My family doesn’t have any heirloom recipes passed down from generation to generation. I did not learn how to cook from my parents; I learned to cook on my own, mostly out of necessity. I was a young teen when my family immigrated to the United States, and my mother worked long hours, leaving my brother and me to fend for ourselves in terms of meal preparation. Even now, when my mother is craving Colombian food, she asks me to cook it for her. I’m the one teaching her how to make the foods of her own childhood, telling her the stories of how I came to know the recipes.
Sharing food, especially sharing the food I make with others, is a way of allowing myself to be seen.
When I first started cooking, I relied on my memories of watching others cook, combined with my limited understanding of what flavors and spices work together. Later I looked for recipes in magazines, or those printed on food packaging. My favorite recipes were always the ones printed on the backside of condensed-milk labels. As I became more confident in my cooking skills, I developed my own dishes from a medley of different recipes, using what I liked best from each one. My first recipe that my family came to love and request often was arroz con leche, or rice pudding. I started making arroz con leche when I was fifteen, and my recipe evolved as I did. It went from simple and straightforward—rice, milk, and sugar—to a rich brew of rice, condensed milk, cinnamon, and raisins. During my college years, I easily adapted the recipe to my vegan diet, substituting milk with almond milk. Now, I often incorporate my love of Indian flavors, adding a dash of cardamom, perhaps a splash of rose water, and shaved almonds instead of raisins.
While there weren’t family recipes passed down to me, I do recall my maternal grandmother’s cooking. It wasn’t fancy or sophisticated. On the contrary, it was mostly rice, eggs, and lentils. Simple, but always comforting. She loved to make eggs for my brother and me, whether for breakfast, lunch, or dinner. I remember her making very runny eggs, the way I still like them. In my grandmother’s house, eggs were cooked in small frying pans called cacerolas, designed to cook eggs and eggs only. If my grandmother had to cook eggs for the whole family, each egg would be individually prepared and served in its own cacerola. The exception would be huevos pericos, Colombian-style scrambled eggs mixed with chopped green scallions and tomatoes, lightly fried.

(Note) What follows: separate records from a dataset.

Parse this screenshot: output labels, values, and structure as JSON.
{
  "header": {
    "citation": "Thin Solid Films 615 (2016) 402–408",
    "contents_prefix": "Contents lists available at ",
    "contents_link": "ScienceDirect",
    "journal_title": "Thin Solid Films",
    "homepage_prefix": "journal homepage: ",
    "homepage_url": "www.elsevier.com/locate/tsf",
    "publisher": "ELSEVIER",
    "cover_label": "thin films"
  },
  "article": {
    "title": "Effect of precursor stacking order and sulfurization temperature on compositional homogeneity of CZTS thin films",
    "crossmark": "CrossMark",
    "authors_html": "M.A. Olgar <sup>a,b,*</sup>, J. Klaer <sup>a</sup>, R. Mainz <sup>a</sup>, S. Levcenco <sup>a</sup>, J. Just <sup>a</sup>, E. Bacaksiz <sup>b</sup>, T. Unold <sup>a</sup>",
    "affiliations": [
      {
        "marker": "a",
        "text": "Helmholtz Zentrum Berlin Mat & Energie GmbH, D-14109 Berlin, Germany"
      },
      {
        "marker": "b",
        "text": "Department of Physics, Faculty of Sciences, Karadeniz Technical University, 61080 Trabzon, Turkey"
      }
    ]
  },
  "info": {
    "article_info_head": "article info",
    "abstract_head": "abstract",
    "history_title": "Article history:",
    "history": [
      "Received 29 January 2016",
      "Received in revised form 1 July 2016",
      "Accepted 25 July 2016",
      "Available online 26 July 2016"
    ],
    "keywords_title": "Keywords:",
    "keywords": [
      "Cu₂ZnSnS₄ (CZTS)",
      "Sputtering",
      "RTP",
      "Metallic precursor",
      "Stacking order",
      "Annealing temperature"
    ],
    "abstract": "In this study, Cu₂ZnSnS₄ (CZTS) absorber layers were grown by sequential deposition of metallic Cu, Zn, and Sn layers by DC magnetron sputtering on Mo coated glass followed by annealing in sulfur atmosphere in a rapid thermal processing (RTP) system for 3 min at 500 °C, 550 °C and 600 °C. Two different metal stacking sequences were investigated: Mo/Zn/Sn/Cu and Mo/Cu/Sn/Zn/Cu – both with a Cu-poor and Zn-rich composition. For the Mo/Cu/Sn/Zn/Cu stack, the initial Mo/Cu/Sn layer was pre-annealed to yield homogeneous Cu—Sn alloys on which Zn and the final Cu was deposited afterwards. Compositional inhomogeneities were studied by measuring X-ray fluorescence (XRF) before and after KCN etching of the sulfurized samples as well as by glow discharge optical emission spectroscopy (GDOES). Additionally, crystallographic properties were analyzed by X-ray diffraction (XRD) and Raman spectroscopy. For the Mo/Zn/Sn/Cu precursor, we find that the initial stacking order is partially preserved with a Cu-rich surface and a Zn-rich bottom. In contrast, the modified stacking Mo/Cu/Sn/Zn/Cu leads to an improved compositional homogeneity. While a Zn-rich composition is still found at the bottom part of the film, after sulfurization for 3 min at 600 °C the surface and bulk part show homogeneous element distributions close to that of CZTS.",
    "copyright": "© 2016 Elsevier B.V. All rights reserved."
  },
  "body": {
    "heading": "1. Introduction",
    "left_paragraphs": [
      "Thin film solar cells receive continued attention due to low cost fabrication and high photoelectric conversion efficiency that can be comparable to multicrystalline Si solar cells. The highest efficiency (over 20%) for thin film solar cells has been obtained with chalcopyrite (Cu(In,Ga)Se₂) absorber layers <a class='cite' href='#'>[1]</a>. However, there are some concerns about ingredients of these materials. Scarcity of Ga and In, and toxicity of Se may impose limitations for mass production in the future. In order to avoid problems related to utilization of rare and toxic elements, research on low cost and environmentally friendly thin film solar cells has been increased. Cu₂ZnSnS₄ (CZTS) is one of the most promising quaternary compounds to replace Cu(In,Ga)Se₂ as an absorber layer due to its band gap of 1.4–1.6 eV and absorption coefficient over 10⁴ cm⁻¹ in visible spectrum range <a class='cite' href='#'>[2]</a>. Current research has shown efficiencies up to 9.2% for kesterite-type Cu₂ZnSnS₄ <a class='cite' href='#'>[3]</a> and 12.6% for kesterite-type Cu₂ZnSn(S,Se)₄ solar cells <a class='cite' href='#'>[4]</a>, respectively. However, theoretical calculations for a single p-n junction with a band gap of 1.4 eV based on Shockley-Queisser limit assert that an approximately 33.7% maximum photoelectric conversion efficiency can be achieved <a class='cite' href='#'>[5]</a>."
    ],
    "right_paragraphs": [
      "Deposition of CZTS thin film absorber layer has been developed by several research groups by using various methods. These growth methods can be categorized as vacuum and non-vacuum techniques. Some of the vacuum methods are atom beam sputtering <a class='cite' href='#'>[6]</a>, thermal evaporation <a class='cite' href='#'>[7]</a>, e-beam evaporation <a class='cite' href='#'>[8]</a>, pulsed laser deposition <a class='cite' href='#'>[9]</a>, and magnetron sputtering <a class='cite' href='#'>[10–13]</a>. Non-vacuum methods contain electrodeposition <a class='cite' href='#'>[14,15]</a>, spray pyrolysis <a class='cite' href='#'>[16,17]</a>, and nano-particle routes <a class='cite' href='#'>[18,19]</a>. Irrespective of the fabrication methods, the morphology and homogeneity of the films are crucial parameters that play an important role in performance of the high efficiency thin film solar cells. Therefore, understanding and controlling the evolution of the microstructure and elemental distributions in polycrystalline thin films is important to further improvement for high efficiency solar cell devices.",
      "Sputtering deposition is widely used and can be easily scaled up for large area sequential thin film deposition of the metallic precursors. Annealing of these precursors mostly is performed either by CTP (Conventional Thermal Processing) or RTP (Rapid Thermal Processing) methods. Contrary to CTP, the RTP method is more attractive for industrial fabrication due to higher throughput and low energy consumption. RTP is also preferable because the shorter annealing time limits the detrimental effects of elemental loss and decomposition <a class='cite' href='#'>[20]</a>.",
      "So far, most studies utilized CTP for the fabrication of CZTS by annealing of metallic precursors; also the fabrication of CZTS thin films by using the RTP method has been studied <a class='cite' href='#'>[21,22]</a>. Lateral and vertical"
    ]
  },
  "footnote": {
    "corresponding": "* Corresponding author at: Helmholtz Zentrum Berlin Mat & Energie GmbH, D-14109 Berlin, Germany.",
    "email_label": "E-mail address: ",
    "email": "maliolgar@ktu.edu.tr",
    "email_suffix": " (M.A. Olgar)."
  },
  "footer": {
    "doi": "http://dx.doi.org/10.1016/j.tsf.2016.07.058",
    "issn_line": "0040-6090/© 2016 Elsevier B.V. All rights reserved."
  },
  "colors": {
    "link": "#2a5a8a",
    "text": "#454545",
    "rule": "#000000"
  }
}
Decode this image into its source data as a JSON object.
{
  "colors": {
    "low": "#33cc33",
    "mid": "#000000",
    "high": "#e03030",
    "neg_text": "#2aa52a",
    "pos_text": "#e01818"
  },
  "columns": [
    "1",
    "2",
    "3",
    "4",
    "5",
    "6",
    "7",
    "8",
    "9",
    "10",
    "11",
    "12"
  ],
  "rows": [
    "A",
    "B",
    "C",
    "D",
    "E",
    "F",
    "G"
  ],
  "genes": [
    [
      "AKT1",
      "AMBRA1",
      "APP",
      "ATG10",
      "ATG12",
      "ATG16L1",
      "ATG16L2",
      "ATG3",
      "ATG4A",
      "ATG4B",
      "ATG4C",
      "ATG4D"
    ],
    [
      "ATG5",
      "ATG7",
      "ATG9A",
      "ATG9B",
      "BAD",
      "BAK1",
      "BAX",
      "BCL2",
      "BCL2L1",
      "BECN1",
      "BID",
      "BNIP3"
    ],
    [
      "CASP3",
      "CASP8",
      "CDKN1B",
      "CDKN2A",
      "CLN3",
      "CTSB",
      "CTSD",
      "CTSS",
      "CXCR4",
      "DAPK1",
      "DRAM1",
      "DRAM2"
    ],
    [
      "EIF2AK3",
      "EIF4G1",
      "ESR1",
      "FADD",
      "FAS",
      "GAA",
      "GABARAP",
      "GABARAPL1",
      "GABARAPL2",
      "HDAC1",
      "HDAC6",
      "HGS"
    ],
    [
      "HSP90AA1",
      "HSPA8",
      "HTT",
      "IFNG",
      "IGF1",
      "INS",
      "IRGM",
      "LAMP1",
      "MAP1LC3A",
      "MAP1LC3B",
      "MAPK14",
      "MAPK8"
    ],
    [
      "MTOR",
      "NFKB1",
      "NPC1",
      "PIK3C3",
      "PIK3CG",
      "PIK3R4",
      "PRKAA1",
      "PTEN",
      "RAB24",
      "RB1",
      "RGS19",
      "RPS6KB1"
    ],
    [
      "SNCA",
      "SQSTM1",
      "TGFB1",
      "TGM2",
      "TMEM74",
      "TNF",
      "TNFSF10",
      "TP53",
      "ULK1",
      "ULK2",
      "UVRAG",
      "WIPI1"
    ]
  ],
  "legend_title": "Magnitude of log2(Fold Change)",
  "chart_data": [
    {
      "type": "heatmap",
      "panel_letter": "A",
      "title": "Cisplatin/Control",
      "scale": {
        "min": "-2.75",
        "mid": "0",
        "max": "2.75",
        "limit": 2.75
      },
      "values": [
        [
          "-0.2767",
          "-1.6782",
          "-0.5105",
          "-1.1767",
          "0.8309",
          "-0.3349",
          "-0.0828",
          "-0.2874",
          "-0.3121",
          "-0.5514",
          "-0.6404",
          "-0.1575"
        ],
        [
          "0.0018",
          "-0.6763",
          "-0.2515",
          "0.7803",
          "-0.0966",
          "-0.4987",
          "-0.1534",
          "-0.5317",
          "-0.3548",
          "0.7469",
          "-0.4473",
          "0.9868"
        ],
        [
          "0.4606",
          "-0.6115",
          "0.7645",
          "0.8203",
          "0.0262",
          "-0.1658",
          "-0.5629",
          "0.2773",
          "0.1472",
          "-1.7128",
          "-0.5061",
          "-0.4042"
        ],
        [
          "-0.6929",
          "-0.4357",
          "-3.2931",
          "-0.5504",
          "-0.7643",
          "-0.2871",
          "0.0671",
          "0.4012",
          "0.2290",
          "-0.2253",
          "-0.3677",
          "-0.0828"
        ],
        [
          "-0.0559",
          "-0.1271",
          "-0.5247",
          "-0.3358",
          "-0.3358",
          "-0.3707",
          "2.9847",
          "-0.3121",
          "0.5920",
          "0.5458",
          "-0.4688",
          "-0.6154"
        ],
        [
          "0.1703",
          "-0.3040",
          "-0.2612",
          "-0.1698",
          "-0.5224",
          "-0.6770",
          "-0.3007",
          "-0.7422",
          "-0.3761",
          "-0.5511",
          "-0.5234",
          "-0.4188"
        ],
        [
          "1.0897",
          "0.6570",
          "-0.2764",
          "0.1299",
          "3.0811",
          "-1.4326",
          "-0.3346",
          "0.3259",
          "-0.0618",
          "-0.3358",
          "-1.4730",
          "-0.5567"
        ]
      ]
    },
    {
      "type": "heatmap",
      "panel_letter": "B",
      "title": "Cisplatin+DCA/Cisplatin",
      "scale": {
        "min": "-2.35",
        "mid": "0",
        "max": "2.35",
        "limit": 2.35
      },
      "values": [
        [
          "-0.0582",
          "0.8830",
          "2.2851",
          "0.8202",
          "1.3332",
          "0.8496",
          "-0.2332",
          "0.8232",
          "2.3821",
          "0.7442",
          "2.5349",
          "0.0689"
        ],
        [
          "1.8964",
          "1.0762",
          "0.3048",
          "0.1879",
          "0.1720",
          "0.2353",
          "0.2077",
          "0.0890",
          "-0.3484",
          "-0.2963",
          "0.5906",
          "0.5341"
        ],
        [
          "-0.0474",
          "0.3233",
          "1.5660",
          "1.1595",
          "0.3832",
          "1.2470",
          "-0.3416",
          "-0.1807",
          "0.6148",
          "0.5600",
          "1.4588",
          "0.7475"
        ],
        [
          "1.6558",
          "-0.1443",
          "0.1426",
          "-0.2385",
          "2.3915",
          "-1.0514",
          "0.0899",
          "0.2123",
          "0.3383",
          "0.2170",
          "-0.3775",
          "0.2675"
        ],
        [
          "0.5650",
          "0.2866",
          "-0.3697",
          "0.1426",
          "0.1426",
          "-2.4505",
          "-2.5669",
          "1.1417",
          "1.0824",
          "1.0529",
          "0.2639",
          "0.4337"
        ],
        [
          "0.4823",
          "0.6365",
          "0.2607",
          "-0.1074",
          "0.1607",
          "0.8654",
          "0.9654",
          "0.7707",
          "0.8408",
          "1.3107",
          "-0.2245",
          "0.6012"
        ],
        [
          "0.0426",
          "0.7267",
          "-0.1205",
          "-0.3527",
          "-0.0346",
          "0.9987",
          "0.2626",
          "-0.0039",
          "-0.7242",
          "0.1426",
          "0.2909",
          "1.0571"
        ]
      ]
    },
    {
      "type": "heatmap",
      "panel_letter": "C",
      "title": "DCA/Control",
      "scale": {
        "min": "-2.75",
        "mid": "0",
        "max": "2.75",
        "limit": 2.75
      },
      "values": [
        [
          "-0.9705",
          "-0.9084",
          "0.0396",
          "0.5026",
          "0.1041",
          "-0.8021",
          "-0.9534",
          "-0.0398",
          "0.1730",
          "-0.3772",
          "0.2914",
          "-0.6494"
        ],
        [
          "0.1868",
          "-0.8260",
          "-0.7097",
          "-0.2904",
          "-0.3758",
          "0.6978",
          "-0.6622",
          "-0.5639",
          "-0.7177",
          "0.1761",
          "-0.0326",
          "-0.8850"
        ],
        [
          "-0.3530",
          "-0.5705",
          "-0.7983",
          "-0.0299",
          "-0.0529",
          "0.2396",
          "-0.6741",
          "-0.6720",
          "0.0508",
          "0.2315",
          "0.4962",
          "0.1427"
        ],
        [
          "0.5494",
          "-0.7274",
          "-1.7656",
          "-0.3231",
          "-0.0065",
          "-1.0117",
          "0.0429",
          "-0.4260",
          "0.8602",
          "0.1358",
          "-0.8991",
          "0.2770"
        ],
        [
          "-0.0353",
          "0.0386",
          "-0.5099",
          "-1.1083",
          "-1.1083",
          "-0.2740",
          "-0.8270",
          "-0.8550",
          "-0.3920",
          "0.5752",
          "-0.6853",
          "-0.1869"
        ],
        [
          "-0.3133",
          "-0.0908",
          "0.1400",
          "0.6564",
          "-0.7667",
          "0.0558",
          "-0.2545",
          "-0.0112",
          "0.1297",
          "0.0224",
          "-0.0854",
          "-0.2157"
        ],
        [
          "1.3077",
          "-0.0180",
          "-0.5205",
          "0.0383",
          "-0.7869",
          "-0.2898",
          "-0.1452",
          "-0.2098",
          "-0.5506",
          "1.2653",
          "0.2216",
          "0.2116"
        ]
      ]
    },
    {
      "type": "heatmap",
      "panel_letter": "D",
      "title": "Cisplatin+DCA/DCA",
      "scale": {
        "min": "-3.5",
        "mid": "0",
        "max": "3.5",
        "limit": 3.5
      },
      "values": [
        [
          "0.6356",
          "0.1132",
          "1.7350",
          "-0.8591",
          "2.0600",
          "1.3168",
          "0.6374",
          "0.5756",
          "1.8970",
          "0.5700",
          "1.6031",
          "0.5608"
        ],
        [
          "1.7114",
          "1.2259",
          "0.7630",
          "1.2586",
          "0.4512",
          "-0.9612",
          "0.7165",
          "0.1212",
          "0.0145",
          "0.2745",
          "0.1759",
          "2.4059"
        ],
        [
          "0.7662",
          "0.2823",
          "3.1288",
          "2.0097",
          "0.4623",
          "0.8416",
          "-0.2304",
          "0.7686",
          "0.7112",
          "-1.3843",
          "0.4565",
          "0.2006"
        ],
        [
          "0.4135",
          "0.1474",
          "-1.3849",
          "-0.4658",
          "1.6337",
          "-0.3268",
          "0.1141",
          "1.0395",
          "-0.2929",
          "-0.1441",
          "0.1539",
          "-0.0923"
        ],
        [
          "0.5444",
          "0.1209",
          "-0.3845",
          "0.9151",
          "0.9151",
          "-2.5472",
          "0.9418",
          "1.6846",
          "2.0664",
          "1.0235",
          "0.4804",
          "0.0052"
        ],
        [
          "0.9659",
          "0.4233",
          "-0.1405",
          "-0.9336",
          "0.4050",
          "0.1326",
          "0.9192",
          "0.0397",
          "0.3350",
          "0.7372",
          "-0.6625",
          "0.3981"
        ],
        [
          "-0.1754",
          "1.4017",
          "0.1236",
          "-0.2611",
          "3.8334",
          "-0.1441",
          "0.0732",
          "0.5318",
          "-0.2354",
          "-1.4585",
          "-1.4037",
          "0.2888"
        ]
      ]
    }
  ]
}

But it didn’t matter what type of eggs we were eating, or whatever else we were having for breakfast; our “daily bread” was always arepas, flat, round patties made from maize. Every day started and often ended with an arepa. Arepas were indispensable. When I was a kid, every time we traveled from Colombia to visit relatives in the U.S., we lugged carry-on suitcases filled with only arepas. Those same suitcases would return to Colombia filled with Snickers, Twizzlers, M&Ms, and other highly coveted American candy. A fair exchange, I suppose. While relatives far away from Colombia longed for familiar flavors, those back home craved the exotic. I did not understand that then, as I do now. Living in the States, I rate the quality of every city based on the accessibility of good arepas. Even when I attended a traditional three-year Tibetan retreat, I made sure to travel with an arepa grill as well as enough arepas to last me a while.
A few years back, when I took a Tibetan Buddhist monk of Hungarian heritage to Colombia, my family served arepas every day for breakfast. At the end of the trip, he joked that he had now completed his “Mil-arepa ngondro.” A ngondro is a preparatory practice where one accumulates thousands of mantras, prostrations, etc. Milarepa is one of Tibet’s most famous yogis and a significant figure in the Kagyu lineage of Tibetan Buddhism. So, as you can see, this was a very clever play on words.
Food that brings us comfort does so because of the memories attached to it. I recently went to my son’s preschool to teach his classmates how to make arepas. In preparation, my mother and I premade enough arepas so everyone would have the chance to eat their own. This was the first time I ever made arepas with my mother, and I was the one teaching her how to make them. I went to the preschool dressed in a traditional Colombian chapolera outfit: flowers garlanding my braided hair, a white peasant-style blouse adorned with ribbons, and a long skirt with ruffles that mimic the wings of butterflies fluttering through coffee fields. Teaching my son and his classmates how to prepare arepas, I was reminded of those who have come before me, those who will come after, and my role in passing down the traditions and stories of my people. For me, arepas are a reminder of all the hands that have fed me, all the hands that have shaped me.
Sharing food, especially sharing the food I make with others, is a way of opening myself up, of allowing myself to be seen. It’s a form of vulnerability. For me, cooking is a way of caring for those I love. And while I aspire to love all beings equally, my closest friends will tell you my tres leches cake is exclusively reserved for those I hold dearest to my heart.